Lottomatica (Italien): Glücksspiel ist eine Leidenschaft der Italiener. Auch in wirtschaftlich schwierigen Zeiten wird zwischen Bozen und Palermo kräftig gewettet. Lottomatica organisiert in öffentlichem Auftrag die staatliche Lotterie und ist damit größter Profiteur. Das Geschäft ist durch lang laufende Verträge mit dem Staat abgesichert. Ein zweites Standbein hat das Unternehmen in den USA. Das Wachstumspotenzial ist groß: Immer mehr US-Bundesstaaten lassen ihre Lotterien aus Kostengründen extern verwalten und sind damit potenzielle Kunden für Lottomatica. Analysten trauen dem Unternehmen im kommenden Jahr ein Gewinnwachstum von 20 Prozent zu.

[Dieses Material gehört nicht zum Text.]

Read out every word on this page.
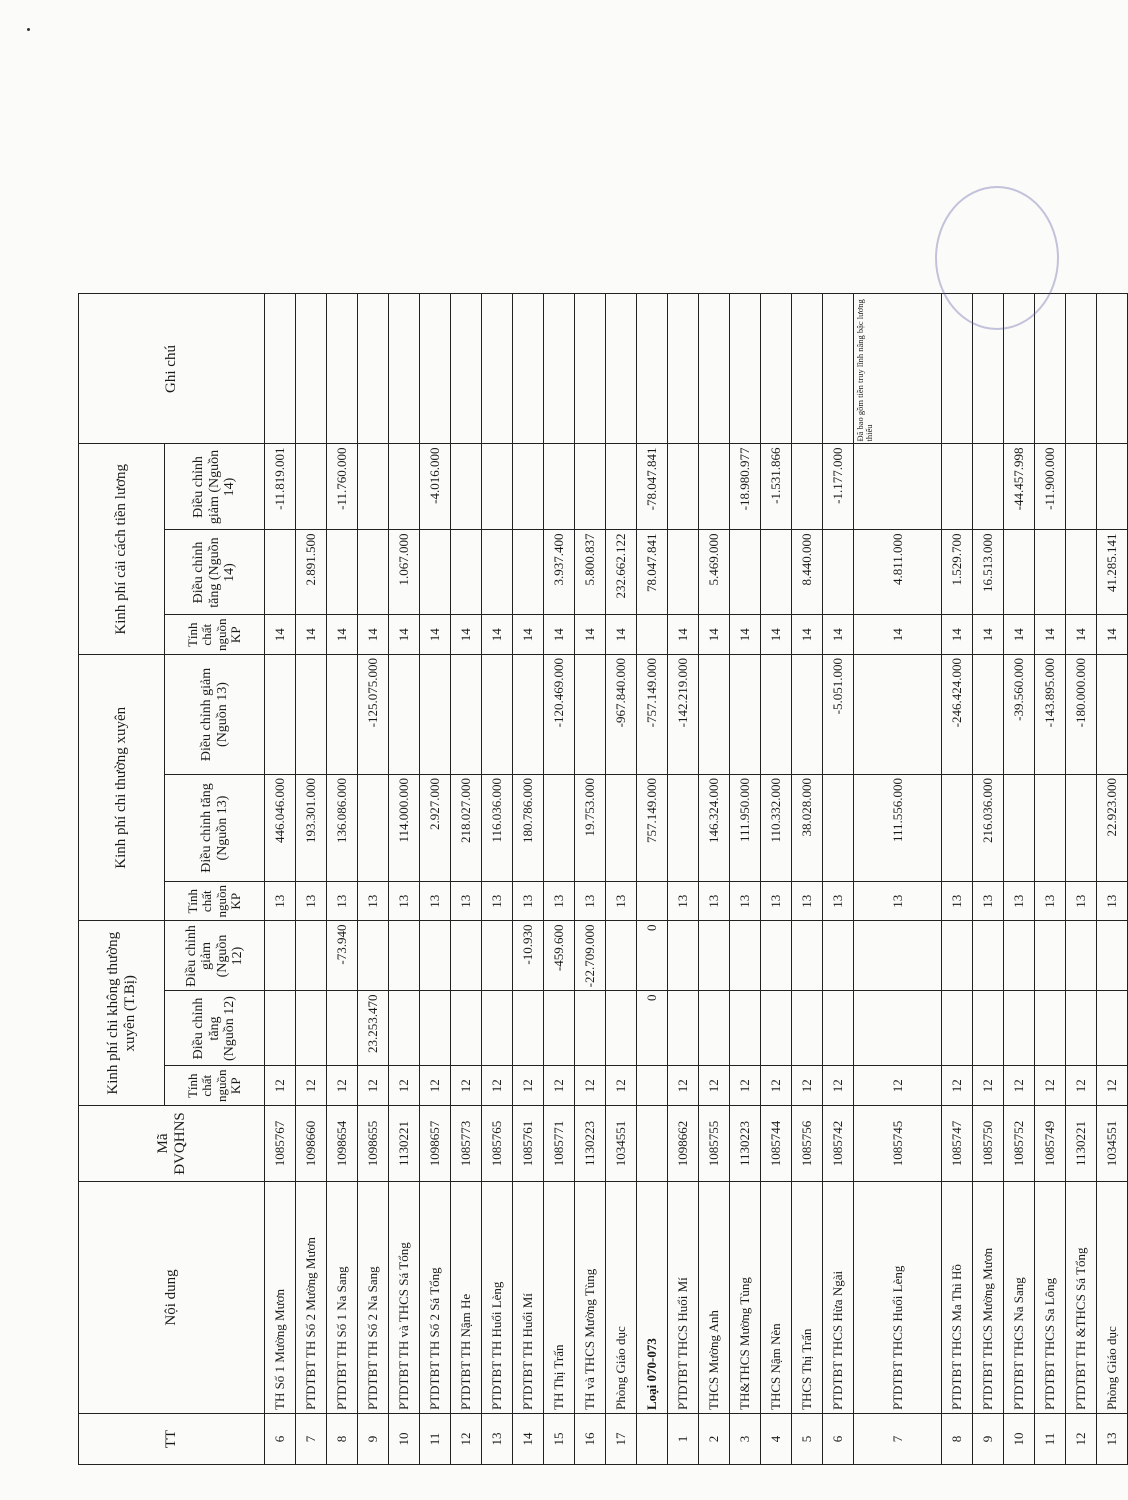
TT	Nội dung	Mã ĐVQHNS	Kinh phí chi không thường xuyên (T.Bị)			Kinh phí chi thường xuyên			Kinh phí cải cách tiền lương			Ghi chú
			Tính chất nguồn KP	Điều chỉnh tăng (Nguồn 12)	Điều chỉnh giảm (Nguồn 12)	Tính chất nguồn KP	Điều chỉnh tăng (Nguồn 13)	Điều chỉnh giảm (Nguồn 13)	Tính chất nguồn KP	Điều chỉnh tăng (Nguồn 14)	Điều chỉnh giảm (Nguồn 14)	
6	TH Số 1 Mường Mươn	1085767	12			13	446.046.000		14		-11.819.001	
7	PTDTBT TH Số 2 Mường Mươn	1098660	12			13	193.301.000		14	2.891.500		
8	PTDTBT TH Số 1 Na Sang	1098654	12		-73.940	13	136.086.000		14		-11.760.000	
9	PTDTBT TH Số 2 Na Sang	1098655	12	23.253.470		13		-125.075.000	14			
10	PTDTBT TH và THCS Sá Tổng	1130221	12			13	114.000.000		14	1.067.000		
11	PTDTBT TH Số 2 Sá Tổng	1098657	12			13	2.927.000		14		-4.016.000	
12	PTDTBT TH Nậm He	1085773	12			13	218.027.000		14			
13	PTDTBT TH Huổi Lèng	1085765	12			13	116.036.000		14			
14	PTDTBT TH Huổi Mí	1085761	12		-10.930	13	180.786.000		14			
15	TH Thị Trấn	1085771	12		-459.600	13		-120.469.000	14	3.937.400		
16	TH và THCS Mường Tùng	1130223	12		-22.709.000	13	19.753.000		14	5.800.837		
17	Phòng Giáo dục	1034551	12			13		-967.840.000	14	232.662.122		
	Loại 070-073			0	0		757.149.000	-757.149.000		78.047.841	-78.047.841	
1	PTDTBT THCS Huổi Mí	1098662	12			13		-142.219.000	14			
2	THCS Mường Anh	1085755	12			13	146.324.000		14	5.469.000		
3	TH&THCS Mường Tùng	1130223	12			13	111.950.000		14		-18.980.977	
4	THCS Nậm Nèn	1085744	12			13	110.332.000		14		-1.531.866	
5	THCS Thị Trấn	1085756	12			13	38.028.000		14	8.440.000		
6	PTDTBT THCS Hừa Ngài	1085742	12			13		-5.051.000	14		-1.177.000	
7	PTDTBT THCS Huổi Lèng	1085745	12			13	111.556.000		14	4.811.000		Đã bao gồm tiền truy lĩnh nâng bậc lương thiếu
8	PTDTBT THCS Ma Thì Hồ	1085747	12			13		-246.424.000	14	1.529.700		
9	PTDTBT THCS Mường Mươn	1085750	12			13	216.036.000		14	16.513.000		
10	PTDTBT THCS Na Sang	1085752	12			13		-39.560.000	14		-44.457.998	
11	PTDTBT THCS Sa Lông	1085749	12			13		-143.895.000	14		-11.900.000	
12	PTDTBT TH &THCS Sá Tổng	1130221	12			13		-180.000.000	14			
13	Phòng Giáo dục	1034551	12			13	22.923.000		14	41.285.141		
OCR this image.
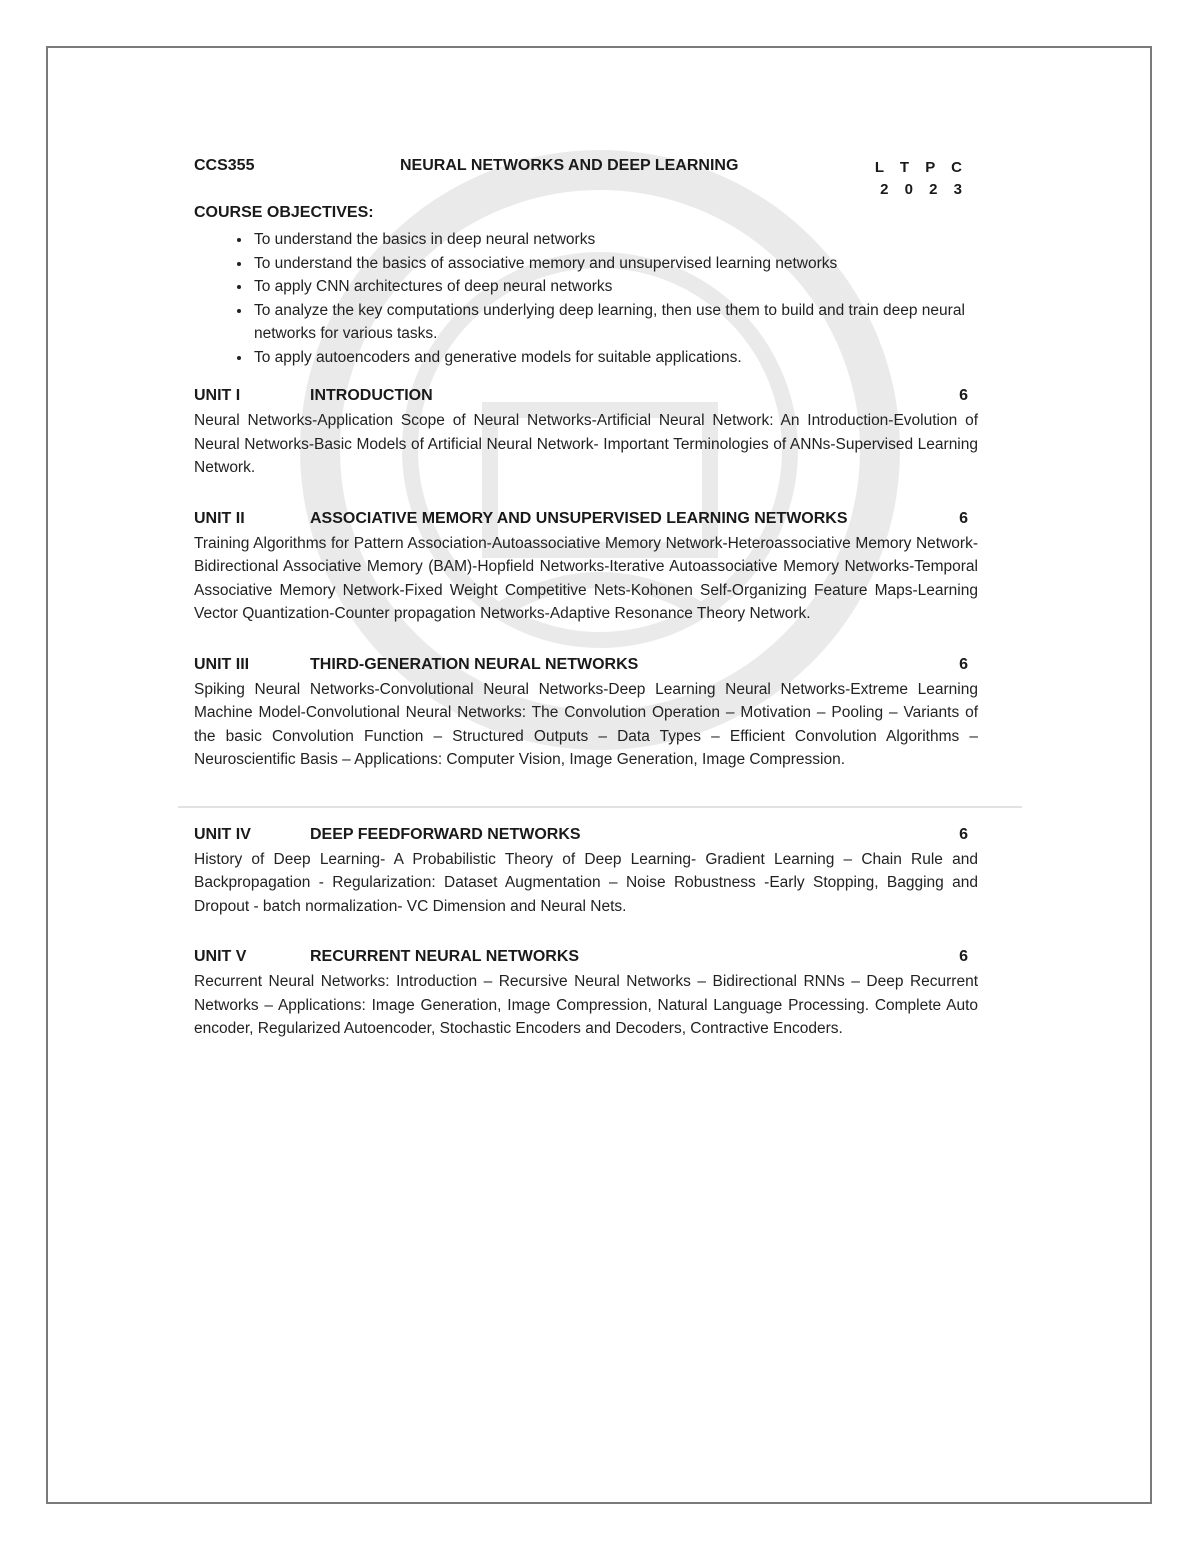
CCS355	NEURAL NETWORKS AND DEEP LEARNING	L T P C
2 0 2 3
COURSE OBJECTIVES:
• To understand the basics in deep neural networks
• To understand the basics of associative memory and unsupervised learning networks
• To apply CNN architectures of deep neural networks
• To analyze the key computations underlying deep learning, then use them to build and train deep neural networks for various tasks.
• To apply autoencoders and generative models for suitable applications.
UNIT I	INTRODUCTION	6

Neural Networks-Application Scope of Neural Networks-Artificial Neural Network: An Introduction-Evolution of Neural Networks-Basic Models of Artificial Neural Network- Important Terminologies of ANNs-Supervised Learning Network.

UNIT II	ASSOCIATIVE MEMORY AND UNSUPERVISED LEARNING NETWORKS	6

Training Algorithms for Pattern Association-Autoassociative Memory Network-Heteroassociative Memory Network-Bidirectional Associative Memory (BAM)-Hopfield Networks-Iterative Autoassociative Memory Networks-Temporal Associative Memory Network-Fixed Weight Competitive Nets-Kohonen Self-Organizing Feature Maps-Learning Vector Quantization-Counter propagation Networks-Adaptive Resonance Theory Network.

UNIT III	THIRD-GENERATION NEURAL NETWORKS	6

Spiking Neural Networks-Convolutional Neural Networks-Deep Learning Neural Networks-Extreme Learning Machine Model-Convolutional Neural Networks: The Convolution Operation – Motivation – Pooling – Variants of the basic Convolution Function – Structured Outputs – Data Types – Efficient Convolution Algorithms – Neuroscientific Basis – Applications: Computer Vision, Image Generation, Image Compression.

UNIT IV	DEEP FEEDFORWARD NETWORKS	6

History of Deep Learning- A Probabilistic Theory of Deep Learning- Gradient Learning – Chain Rule and Backpropagation - Regularization: Dataset Augmentation – Noise Robustness -Early Stopping, Bagging and Dropout - batch normalization- VC Dimension and Neural Nets.

UNIT V	RECURRENT NEURAL NETWORKS	6

Recurrent Neural Networks: Introduction – Recursive Neural Networks – Bidirectional RNNs – Deep Recurrent Networks – Applications: Image Generation, Image Compression, Natural Language Processing. Complete Auto encoder, Regularized Autoencoder, Stochastic Encoders and Decoders, Contractive Encoders.
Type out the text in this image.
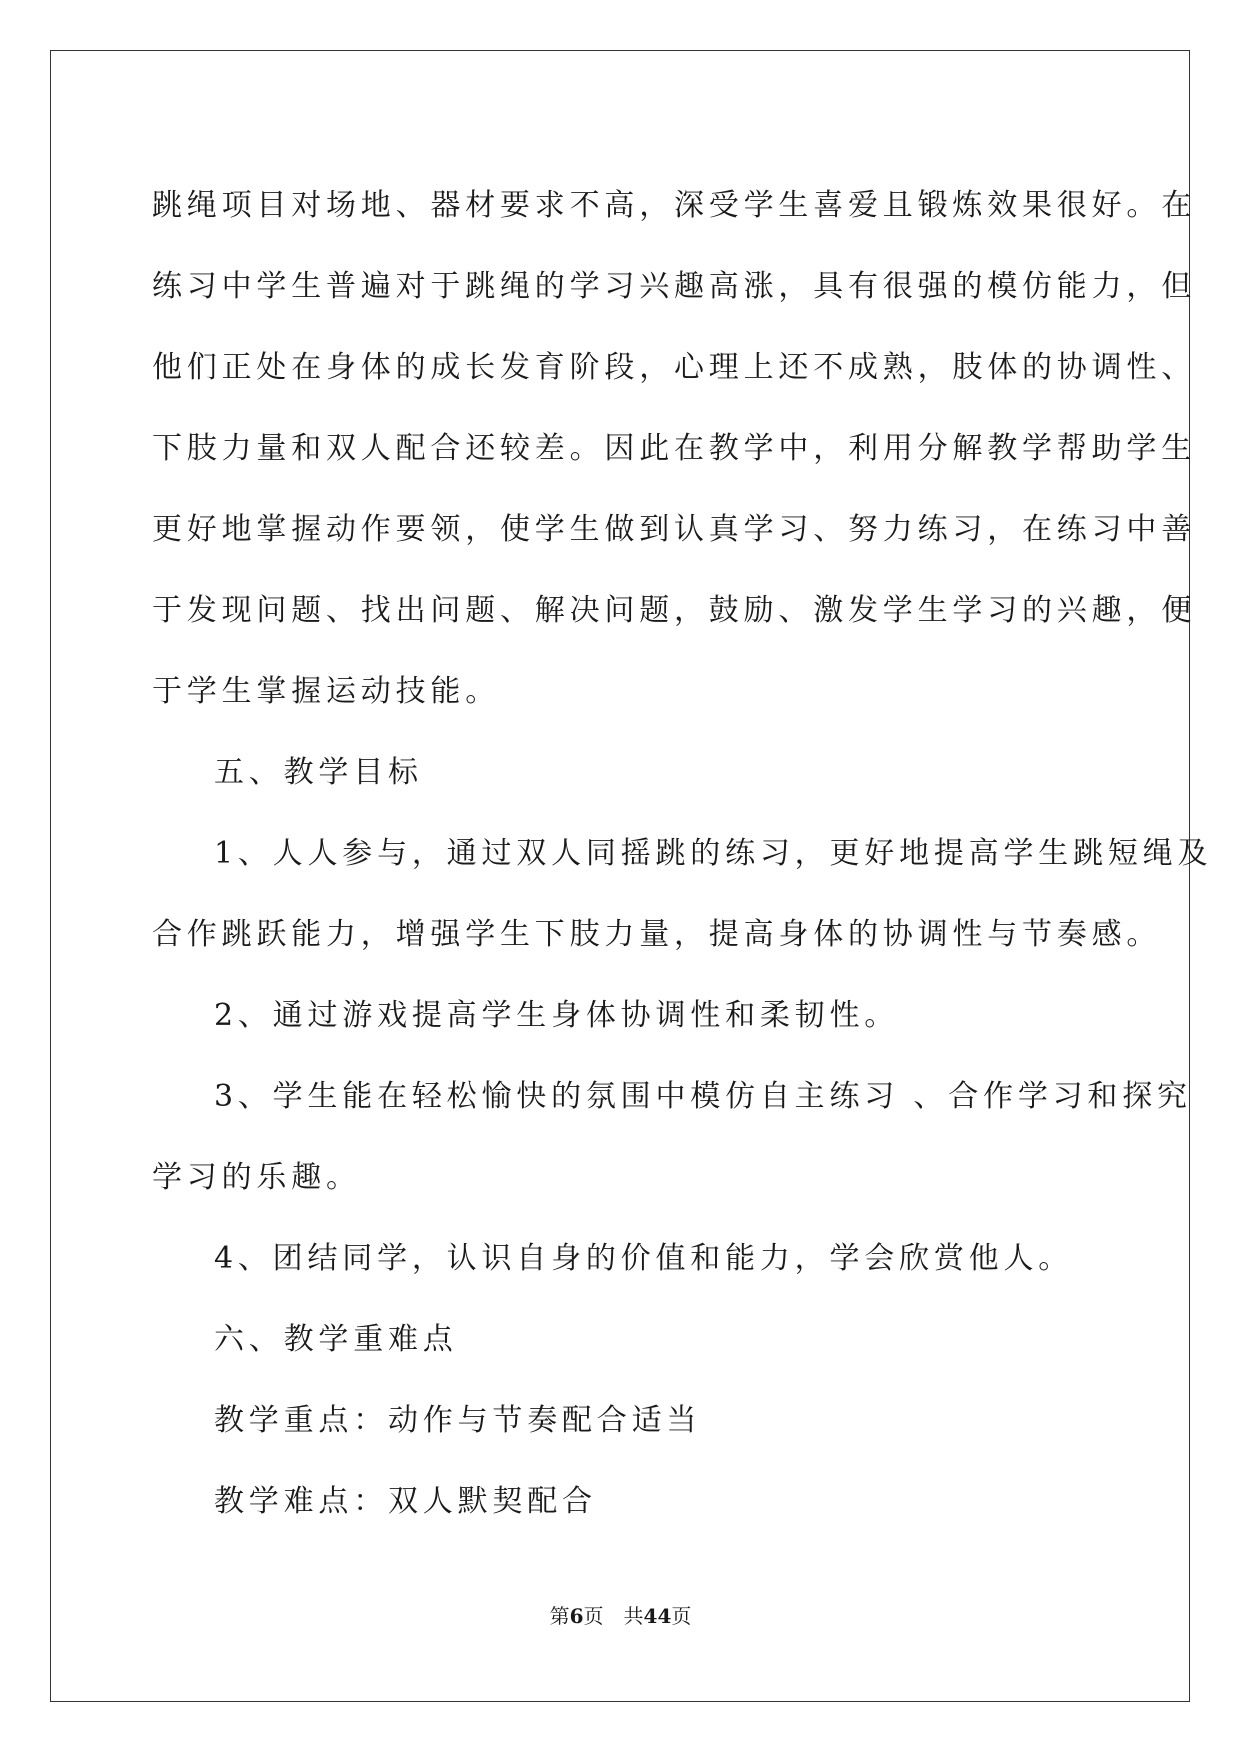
跳绳项目对场地、器材要求不高，深受学生喜爱且锻炼效果很好。在

练习中学生普遍对于跳绳的学习兴趣高涨，具有很强的模仿能力，但

他们正处在身体的成长发育阶段，心理上还不成熟，肢体的协调性、

下肢力量和双人配合还较差。因此在教学中，利用分解教学帮助学生

更好地掌握动作要领，使学生做到认真学习、努力练习，在练习中善

于发现问题、找出问题、解决问题，鼓励、激发学生学习的兴趣，便

于学生掌握运动技能。

五、教学目标

1、人人参与，通过双人同摇跳的练习，更好地提高学生跳短绳及

合作跳跃能力，增强学生下肢力量，提高身体的协调性与节奏感。

2、通过游戏提高学生身体协调性和柔韧性。

3、学生能在轻松愉快的氛围中模仿自主练习 、合作学习和探究

学习的乐趣。

4、团结同学，认识自身的价值和能力，学会欣赏他人。

六、教学重难点

教学重点：动作与节奏配合适当

教学难点：双人默契配合

第6页 共44页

Luxottica (Italien): Der weltgrößte Hersteller von Sonnenbrillen leidet ebenfalls kaum unter dem Abschwung im Heimatmarkt Italien. Fast ein Viertel des Umsatzes wird in Schwellenländern erzielt, ein weiteres Viertel in Nordamerika. Australien erwies sich im dritten Quartal als einer der am stärksten wachsenden Märkte des Unternehmens. Das Unternehmen verkauft Brillen exklusiver Marken wie Ray-Ban oder Oakley in eigenen Filialen und über den Einzelhandel. Das Geschäft mit Wiederverkäufern steigerte Luxottica zuletzt prozentual zweistellig, die Gewinnmargen steigen deutlich. Auch im spanischen Markt wächst Luxottica wieder.

Jeronimo Martins (Portugal): Trotz hoher Arbeitslosigkeit laufen die Geschäfte bei Portugals Einzelhandelsholding gut. Der Discounter Pingo Doce schlägt sich als Marktführer in der Heimat wacker. Wachstumstreiber ist allerdings die polnische Discounterkette Biedronka. Der Marktführer legt im wirtschaftlich prosperierenden Polen prozentual zweistellig zu. Biedronka liefert den Großteil des Konzerngewinns.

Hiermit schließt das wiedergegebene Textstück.